Dràch

 

Dràch

A Dràch est, dans la mythologie européenne, un animal fabuleux, a Fàweltiar, avec des pattes armées de griffes, Klàuia, des ailes, Flegel, et une queue de saurien, un genre de dinosaure, a Àrt Dinosaurier, qui crache du feu par sa terrible gueule et qui garde souvent des endroits mythiques. Dans l’archéologie chrétienne, il symbolise le démon, le diable, dr Tèifel.
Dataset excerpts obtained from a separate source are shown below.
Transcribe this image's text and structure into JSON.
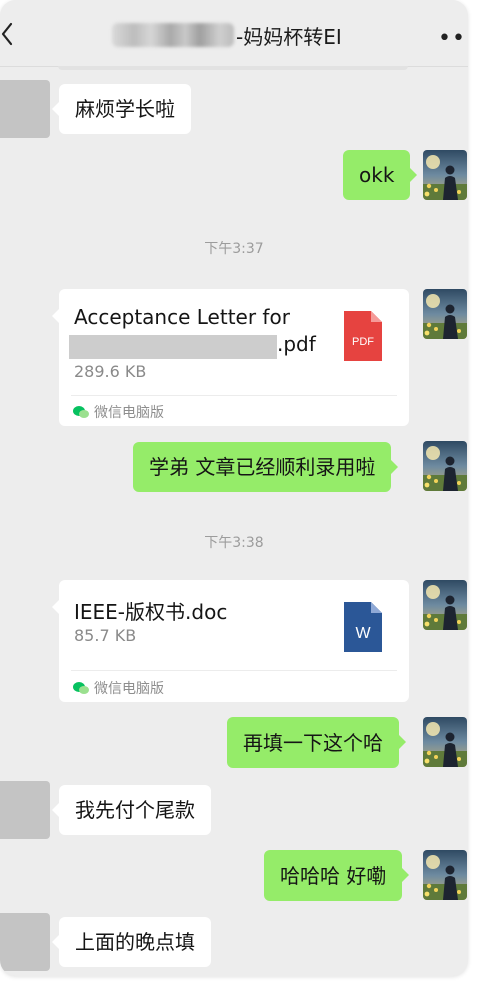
{
  "header": {
    "title_suffix": "-妈妈杯转EI",
    "more_icon": "more-dots-icon",
    "back_icon": "chevron-left-icon"
  },
  "messages": {
    "m1": "麻烦学长啦",
    "m2": "okk",
    "ts1": "下午3:37",
    "file1": {
      "name_line1": "Acceptance Letter for",
      "name_line2_suffix": ".pdf",
      "size": "289.6 KB",
      "source": "微信电脑版",
      "icon_label": "PDF"
    },
    "m3": "学弟 文章已经顺利录用啦",
    "ts2": "下午3:38",
    "file2": {
      "name": "IEEE-版权书.doc",
      "size": "85.7 KB",
      "source": "微信电脑版",
      "icon_label": "W"
    },
    "m4": "再填一下这个哈",
    "m5": "我先付个尾款",
    "m6": "哈哈哈 好嘞",
    "m7": "上面的晚点填"
  },
  "colors": {
    "outgoing_bubble": "#95ec69",
    "incoming_bubble": "#ffffff",
    "chat_background": "#ededed",
    "pdf_icon": "#e64340",
    "word_icon": "#2b5797",
    "wechat_green": "#07c160"
  }
}
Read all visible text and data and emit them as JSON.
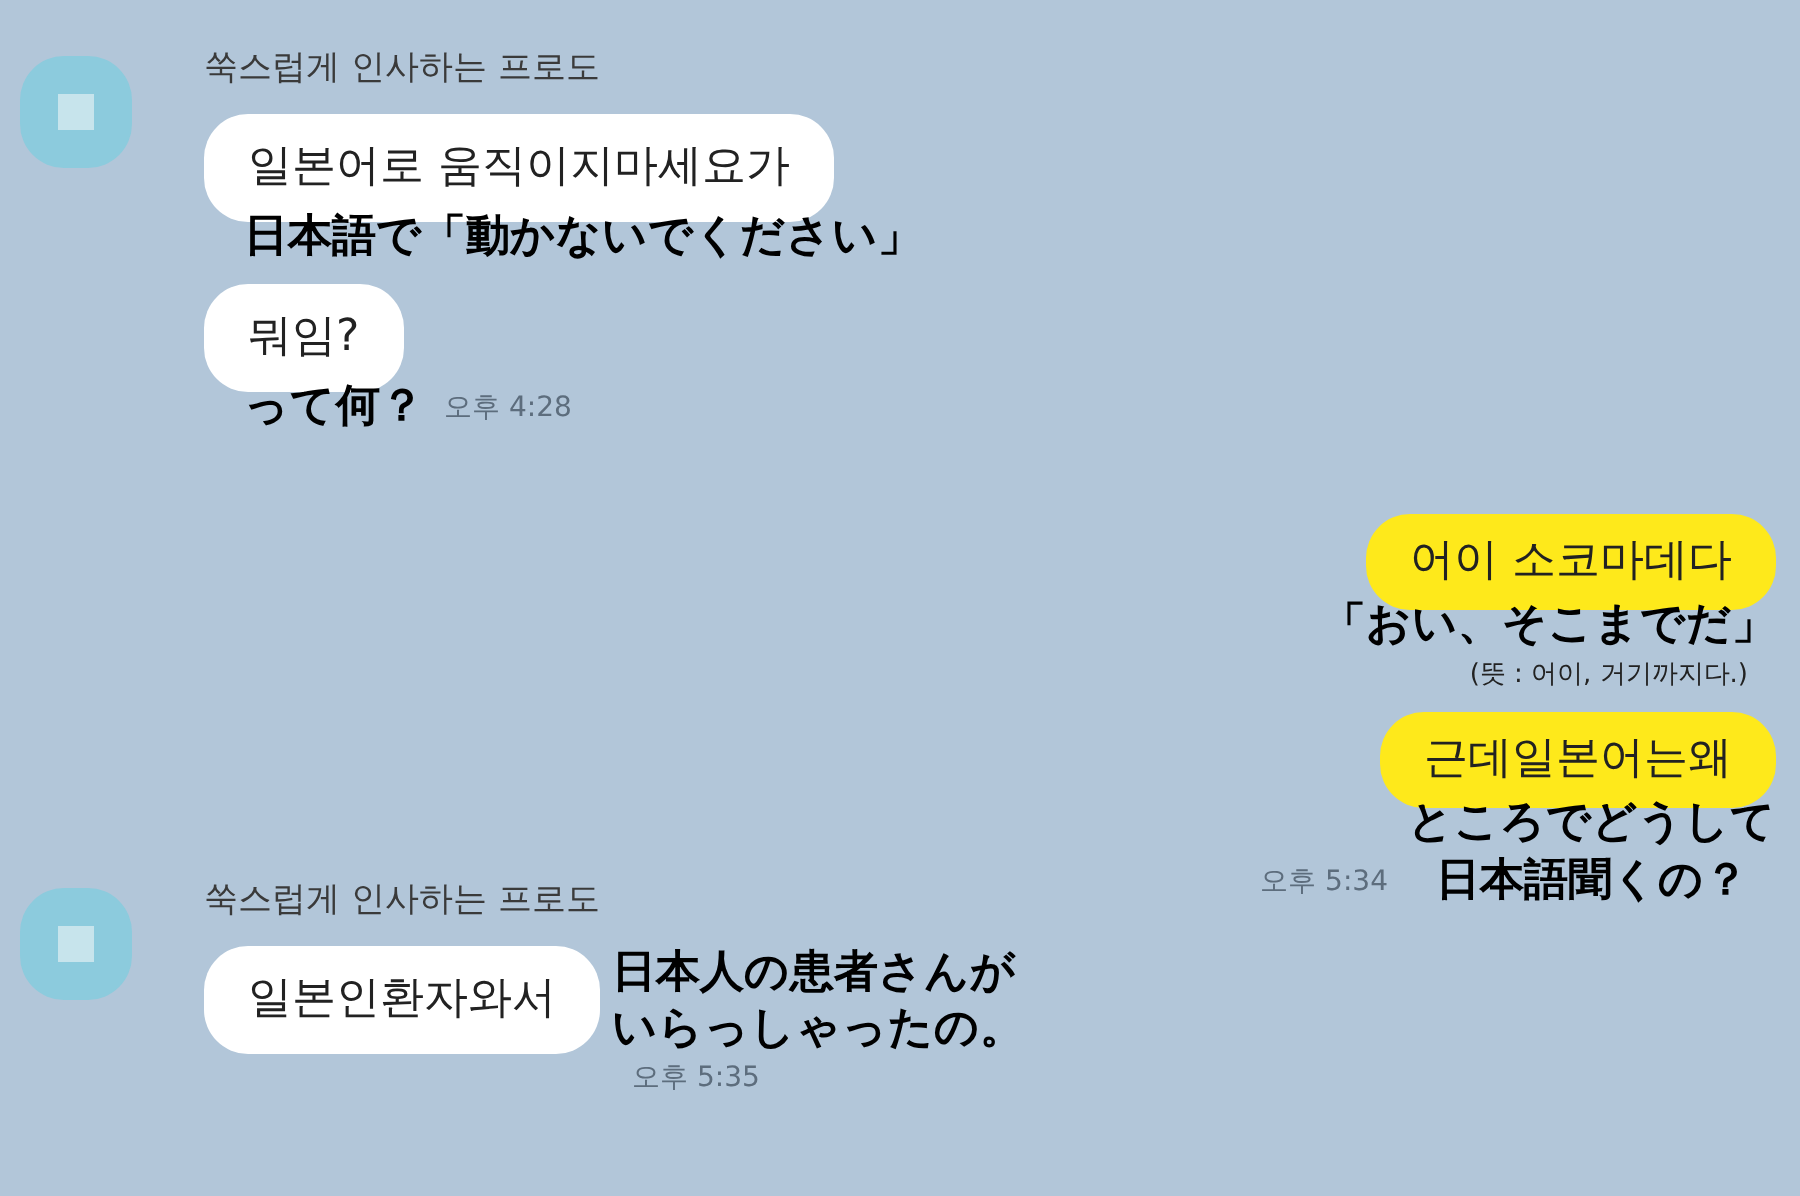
{
  "chat": [
    {
      "kind": "received",
      "sender": "쑥스럽게 인사하는 프로도",
      "messages": [
        {
          "kind": "below",
          "text": "일본어로 움직이지마세요가",
          "translation": [
            "日本語で「動かないでください」"
          ]
        },
        {
          "kind": "below",
          "text": "뭐임?",
          "translation": [
            "って何？"
          ],
          "time": "오후 4:28"
        }
      ]
    },
    {
      "kind": "sent",
      "messages": [
        {
          "kind": "below",
          "text": "어이 소코마데다",
          "translation": [
            "「おい、そこまでだ」"
          ],
          "note": "(뜻 : 어이, 거기까지다.)"
        },
        {
          "kind": "below",
          "text": "근데일본어는왜",
          "translation": [
            "ところでどうして",
            "日本語聞くの？"
          ],
          "time": "오후 5:34"
        }
      ]
    },
    {
      "kind": "received",
      "sender": "쑥스럽게 인사하는 프로도",
      "messages": [
        {
          "kind": "beside",
          "text": "일본인환자와서",
          "translation": [
            "日本人の患者さんが",
            "いらっしゃったの。"
          ],
          "time": "오후 5:35"
        }
      ]
    }
  ]
}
S’il faut croire aux contes de fées, d Marla, ce n’est pas parce qu’ils disent que les dragons, d Dràcha, existent, mais parce qu’ils nous enseignent qu’ils peuvent être terrassés, comme, entre autres, par Siegfried, saint Georges ou l’archange saint Michel. Parfois, on représente un animal avec un corps de serpent, a Schlàngakärwer, des pattes d’aigle, Àdlerdàtza, et une tête de crocodile, a Krokodìlkopf, avec une langue pointue, a spìtziga Zunga.

En herpétologie, il s’agit d’un lézard, a Eidechsa, australien avec des ailes membraneuses et plusieurs types de reptiles, Schliichtiarer, carnivores, Fleischfrasser, des pays chauds, apparentés soit à l’iguane, soit au varan.
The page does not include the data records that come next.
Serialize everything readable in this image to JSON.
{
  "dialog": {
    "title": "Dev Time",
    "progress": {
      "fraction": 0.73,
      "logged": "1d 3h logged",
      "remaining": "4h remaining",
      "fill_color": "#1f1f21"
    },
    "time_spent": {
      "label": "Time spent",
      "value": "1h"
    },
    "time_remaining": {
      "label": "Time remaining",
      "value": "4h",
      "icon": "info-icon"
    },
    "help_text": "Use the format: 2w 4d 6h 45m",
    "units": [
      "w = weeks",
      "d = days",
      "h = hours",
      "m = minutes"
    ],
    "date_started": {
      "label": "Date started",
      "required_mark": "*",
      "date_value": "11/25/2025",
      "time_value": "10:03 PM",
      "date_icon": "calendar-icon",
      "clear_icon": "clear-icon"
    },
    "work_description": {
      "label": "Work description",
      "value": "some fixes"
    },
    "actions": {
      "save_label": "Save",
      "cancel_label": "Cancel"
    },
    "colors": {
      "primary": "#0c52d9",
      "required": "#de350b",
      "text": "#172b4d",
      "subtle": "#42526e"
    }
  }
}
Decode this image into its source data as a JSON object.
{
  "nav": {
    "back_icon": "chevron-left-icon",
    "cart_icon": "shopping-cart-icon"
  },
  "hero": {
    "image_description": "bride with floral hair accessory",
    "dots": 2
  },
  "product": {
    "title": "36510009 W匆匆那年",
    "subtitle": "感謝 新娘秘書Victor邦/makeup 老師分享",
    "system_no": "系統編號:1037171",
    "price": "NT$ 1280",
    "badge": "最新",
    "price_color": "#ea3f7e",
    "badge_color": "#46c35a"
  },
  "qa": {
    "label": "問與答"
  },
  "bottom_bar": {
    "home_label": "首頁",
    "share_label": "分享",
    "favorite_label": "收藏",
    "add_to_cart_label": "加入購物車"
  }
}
A Dràch, c’est aussi un cerf-volant, en fait ce losange, Rhombüs, qu’on fait monter dans le ciel, à l’origine une tête de dragon, réduite à ses contours stylisés. En Orient, on l’emploie pour marquer les jours de fête, d Faschttaga, le Nouvel An, s Nèijohr, les anniversaires, d Geburtstag, le début du printemps, dr Àfàng vom Friehjohr.
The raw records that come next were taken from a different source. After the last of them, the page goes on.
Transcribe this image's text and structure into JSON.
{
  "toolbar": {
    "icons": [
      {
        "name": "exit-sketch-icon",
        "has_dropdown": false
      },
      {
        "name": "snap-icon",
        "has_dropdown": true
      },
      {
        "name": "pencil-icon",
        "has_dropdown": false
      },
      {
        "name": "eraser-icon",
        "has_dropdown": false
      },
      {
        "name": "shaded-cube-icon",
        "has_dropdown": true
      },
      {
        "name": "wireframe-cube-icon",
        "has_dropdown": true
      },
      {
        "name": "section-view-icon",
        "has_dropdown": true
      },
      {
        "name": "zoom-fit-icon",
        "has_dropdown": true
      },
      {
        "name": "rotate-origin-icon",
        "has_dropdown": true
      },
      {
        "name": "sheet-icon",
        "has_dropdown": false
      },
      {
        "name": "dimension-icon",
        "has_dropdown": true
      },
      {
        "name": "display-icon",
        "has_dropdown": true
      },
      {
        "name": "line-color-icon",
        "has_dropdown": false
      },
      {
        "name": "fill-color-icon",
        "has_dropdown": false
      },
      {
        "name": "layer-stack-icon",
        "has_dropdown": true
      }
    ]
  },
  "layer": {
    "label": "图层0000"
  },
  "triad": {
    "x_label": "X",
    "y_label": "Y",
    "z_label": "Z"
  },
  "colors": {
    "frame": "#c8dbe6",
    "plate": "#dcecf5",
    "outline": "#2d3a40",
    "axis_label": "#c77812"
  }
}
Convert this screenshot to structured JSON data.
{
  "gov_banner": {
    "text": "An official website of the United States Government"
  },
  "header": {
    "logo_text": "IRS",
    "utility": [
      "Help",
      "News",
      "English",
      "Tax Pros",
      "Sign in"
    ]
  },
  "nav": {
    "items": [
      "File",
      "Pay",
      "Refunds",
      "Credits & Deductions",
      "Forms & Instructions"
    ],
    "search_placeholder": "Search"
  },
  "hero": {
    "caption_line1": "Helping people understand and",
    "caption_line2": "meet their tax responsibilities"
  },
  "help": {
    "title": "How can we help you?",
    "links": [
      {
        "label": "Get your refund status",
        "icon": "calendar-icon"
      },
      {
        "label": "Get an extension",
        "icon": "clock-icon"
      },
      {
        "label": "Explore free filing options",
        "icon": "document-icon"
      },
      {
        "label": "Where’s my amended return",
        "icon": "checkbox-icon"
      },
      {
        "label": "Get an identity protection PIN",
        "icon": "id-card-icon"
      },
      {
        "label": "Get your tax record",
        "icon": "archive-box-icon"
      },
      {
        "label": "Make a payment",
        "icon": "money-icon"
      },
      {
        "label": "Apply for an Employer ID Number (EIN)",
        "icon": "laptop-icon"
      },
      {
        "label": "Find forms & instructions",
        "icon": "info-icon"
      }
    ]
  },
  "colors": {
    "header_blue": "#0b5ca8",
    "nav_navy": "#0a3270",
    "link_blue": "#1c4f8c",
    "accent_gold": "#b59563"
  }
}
Dans le domaine militaire, les dragons, d Dràgoner, c’étaient aussi les soldats de la cavalerie, se déplaçant à cheval, mais combattant en principe à pied. Pourquoi ce nom ? Tout simplement parce que des dragons étaient dessinés sur leurs étendards, d Ritterfàhna, pour effrayer leurs ennemis, d Fìnd. Un draco désignait aussi un dragon, une enseigne de la cohorte dans l’armée romaine.

A Dràch, c’est aussi une personne désagréable, turbulente et intraitable, a Hüssdràch, une maîtresse d’école trop sévère, a strangi Schüalmàmsell, ou une concierge, a Hüssmeischtera, acariâtre.